Findings suggest that gabapentin and amitriptyline can be effective as coanalgesics for neuropathic pain.
- Small sample (less than 100)
- Risk of bias (no blinding)
- Unintended interventions or applicable interventions not described that would influence results
- Measurement validity/reliability questionable
- Findings not generalizable
- Subject withdrawals 10% or more
- Other limitations/explanation: Information regarding any changes in opioid medications or lack of change is not provided. No data regarding compliance are provided. Depending on the timing in which patients who used rescue medication had prior pain scores carried forward, this approach could have overestimated or underestimated results. Opioid dosage information is not provided. The sample did not appear to have any significant comorbid conditions, so applicability among patients with other chronic diseases is unclear.

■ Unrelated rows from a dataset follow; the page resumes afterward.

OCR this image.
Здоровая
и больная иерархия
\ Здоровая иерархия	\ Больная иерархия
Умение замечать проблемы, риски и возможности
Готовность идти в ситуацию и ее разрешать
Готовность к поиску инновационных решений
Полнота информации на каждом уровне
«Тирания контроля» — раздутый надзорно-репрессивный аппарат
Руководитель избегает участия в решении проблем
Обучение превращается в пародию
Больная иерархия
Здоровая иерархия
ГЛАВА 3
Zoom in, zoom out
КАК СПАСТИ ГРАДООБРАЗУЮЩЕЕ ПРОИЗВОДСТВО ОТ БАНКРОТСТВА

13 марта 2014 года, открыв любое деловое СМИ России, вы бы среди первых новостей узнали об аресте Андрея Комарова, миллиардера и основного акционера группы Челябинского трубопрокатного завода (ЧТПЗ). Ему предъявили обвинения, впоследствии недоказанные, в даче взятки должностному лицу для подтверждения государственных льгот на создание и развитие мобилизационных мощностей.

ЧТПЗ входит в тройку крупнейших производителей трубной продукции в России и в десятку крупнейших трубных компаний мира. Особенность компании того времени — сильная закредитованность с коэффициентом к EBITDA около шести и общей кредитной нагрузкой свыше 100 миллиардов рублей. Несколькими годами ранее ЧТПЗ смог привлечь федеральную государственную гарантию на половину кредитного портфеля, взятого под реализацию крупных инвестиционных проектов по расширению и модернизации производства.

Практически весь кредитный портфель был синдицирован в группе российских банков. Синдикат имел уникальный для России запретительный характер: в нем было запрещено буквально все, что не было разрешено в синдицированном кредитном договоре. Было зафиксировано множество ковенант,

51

Findings suggest that either gabapentin or amitriptyline can be effective coanalgesics for neuropathic pain, and professional guidelines generally have suggested consideration of such medication. The side effect profiles of the two drugs studied here were slightly different, so individual patient characteristics and risks need to be considered in medication selection. In this study, patients had no significant other disorders, so if similar results would be seen among patients with comorbid conditions is not clear.